原価公開とは家づくりにかかる費用を全て施主さんに公開するものです。

 

たとえば、基礎工事屋さんに払う費用が80万円で屋根が50万円、キッチンが30万円など

住宅会社が支払う金額をそのまま施主に見せることを原価公開と言います。

 

もちろん原価公開にしたからと言って、基礎屋さんや屋根屋さんが特別に工事費用を

安くしてくれる訳でもありませんし、キッチンや木材が安く買えるわけでもありません。

そして、住宅会社の経費や利益が安くなるわけでもありません。

確かに原価公開すると住宅会社の経費や利益も施主さんにオープンになってしまうので

2000万円の家で500万円という経費利益を出すのは気が引けてた多少安くなる

可能性はあります。

 

しかし、その分材料費や工事費が高くなる傾向もあります。

原価公開だから住宅会社としては無理して、下請の基礎屋や屋根屋に、もっと安くしてよ。

という交渉をしなくてもいいのですから。

「どうせ施主さんが払うのだからいくらでもいいや」と思うかどうかは

住宅会社次第ですが(笑)

 

しかし、、原価公開ではなく一般的な見積もりで契約した場合は状況が違います。

契約金額で経費利益を最大限確保するために、いろいろな方法を考え少しでも

実際にかかる費用が少なくなり経費利益がでるように頑張ります。

住宅会社としては当然ですが(笑)

 

これをやりすぎると、現場にお金が回らず、異常に安い費用で家づくりをすることになります。

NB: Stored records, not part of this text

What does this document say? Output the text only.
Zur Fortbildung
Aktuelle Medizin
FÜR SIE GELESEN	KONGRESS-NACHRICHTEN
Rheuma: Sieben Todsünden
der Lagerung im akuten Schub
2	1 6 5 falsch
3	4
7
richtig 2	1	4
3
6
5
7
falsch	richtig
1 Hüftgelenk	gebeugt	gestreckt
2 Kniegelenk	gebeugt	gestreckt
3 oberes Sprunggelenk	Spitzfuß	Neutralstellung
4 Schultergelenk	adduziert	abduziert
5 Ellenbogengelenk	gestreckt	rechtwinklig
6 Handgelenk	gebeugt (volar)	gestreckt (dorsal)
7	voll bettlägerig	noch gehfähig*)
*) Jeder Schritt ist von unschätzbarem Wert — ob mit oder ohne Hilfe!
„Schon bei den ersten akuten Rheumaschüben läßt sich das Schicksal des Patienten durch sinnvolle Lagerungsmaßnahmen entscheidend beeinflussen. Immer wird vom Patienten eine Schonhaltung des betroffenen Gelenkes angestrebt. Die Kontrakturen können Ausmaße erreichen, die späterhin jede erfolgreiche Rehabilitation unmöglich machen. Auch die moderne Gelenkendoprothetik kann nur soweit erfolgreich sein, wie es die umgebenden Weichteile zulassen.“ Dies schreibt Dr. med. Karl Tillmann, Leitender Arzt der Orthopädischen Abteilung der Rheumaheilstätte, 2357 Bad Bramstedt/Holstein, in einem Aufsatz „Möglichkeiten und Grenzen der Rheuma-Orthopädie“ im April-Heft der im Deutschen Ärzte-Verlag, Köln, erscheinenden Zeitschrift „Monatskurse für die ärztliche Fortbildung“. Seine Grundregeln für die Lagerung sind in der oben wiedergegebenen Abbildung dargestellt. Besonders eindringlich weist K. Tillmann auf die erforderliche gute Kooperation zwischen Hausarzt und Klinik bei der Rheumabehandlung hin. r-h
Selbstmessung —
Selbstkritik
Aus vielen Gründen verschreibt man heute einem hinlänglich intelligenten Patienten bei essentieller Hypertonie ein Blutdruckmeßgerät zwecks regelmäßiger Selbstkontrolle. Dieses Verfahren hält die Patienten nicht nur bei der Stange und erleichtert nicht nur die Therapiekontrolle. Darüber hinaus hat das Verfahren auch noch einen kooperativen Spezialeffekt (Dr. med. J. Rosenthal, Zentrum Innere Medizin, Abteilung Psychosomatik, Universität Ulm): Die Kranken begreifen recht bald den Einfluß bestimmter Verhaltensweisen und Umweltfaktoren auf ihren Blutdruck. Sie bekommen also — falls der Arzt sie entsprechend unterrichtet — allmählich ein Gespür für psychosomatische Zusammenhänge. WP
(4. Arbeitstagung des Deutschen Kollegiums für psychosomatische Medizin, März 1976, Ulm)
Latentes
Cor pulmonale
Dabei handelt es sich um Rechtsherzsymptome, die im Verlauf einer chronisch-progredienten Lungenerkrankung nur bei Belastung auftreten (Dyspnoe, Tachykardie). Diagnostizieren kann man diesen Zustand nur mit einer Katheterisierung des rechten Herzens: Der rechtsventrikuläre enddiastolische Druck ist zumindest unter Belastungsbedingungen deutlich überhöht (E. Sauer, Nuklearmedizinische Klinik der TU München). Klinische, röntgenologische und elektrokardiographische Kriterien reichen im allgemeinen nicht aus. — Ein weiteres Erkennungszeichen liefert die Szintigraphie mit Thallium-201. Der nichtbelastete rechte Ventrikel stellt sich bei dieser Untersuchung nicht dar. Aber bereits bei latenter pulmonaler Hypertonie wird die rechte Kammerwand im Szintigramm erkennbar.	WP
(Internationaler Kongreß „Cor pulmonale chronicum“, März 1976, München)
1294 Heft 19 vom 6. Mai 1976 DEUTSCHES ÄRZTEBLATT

大工さんの賃金や電気、水道工事など削られたりします。

また、材料も安いのが使われたりして、最悪欠陥住宅というのも考えられます。

その点、原価公開は、大工さんにいくら、基礎にいくら電気工事にいくら、木材はこれを使っていくら

と実際に現場で働いている人にいくら、木材販売業者にいくらと、

実際の家づくりに使われるお金がハッキリわかるのでそういう心配はありません。

原価公開はそれを行う人により、高くなったり安くなったりということも考えられます。

 

私が勧める原価公開はどういうものかというと、

建築費用が安くならないような原価公開はやらない方がましです。

また、安くなると言っても専門業者いじめのようにきちんと施工出来ないような

金額まで安くしてはいけません。

なので、目的として少しでも建築費が安くなる、適正になる原価公開です。

材料を安く販売してくれるところから買う。

施工をきちんとしてくれる専門工事業者(基礎や大工)に適切な金額を払う。

原価公開を仕切ってくれるところの利益経費が住宅会社の利益経費の半分程度。

これが原価公開のポイントです。

 

単純に安い家を求めるなら原価公開は向かないかもしれません。

単純に安くするのにきちんと見積もりを出していたら安くなるものも安くなりませんから。

その理由は大体わかるでしょう。

きちんと見積もりをしないから安くなるんです。

安くすれば売れるという勘違いの住宅会社多いということです。

 

原価公開の見積もりや一般的な見積もり。

あなたはどちらが良いと思いますか?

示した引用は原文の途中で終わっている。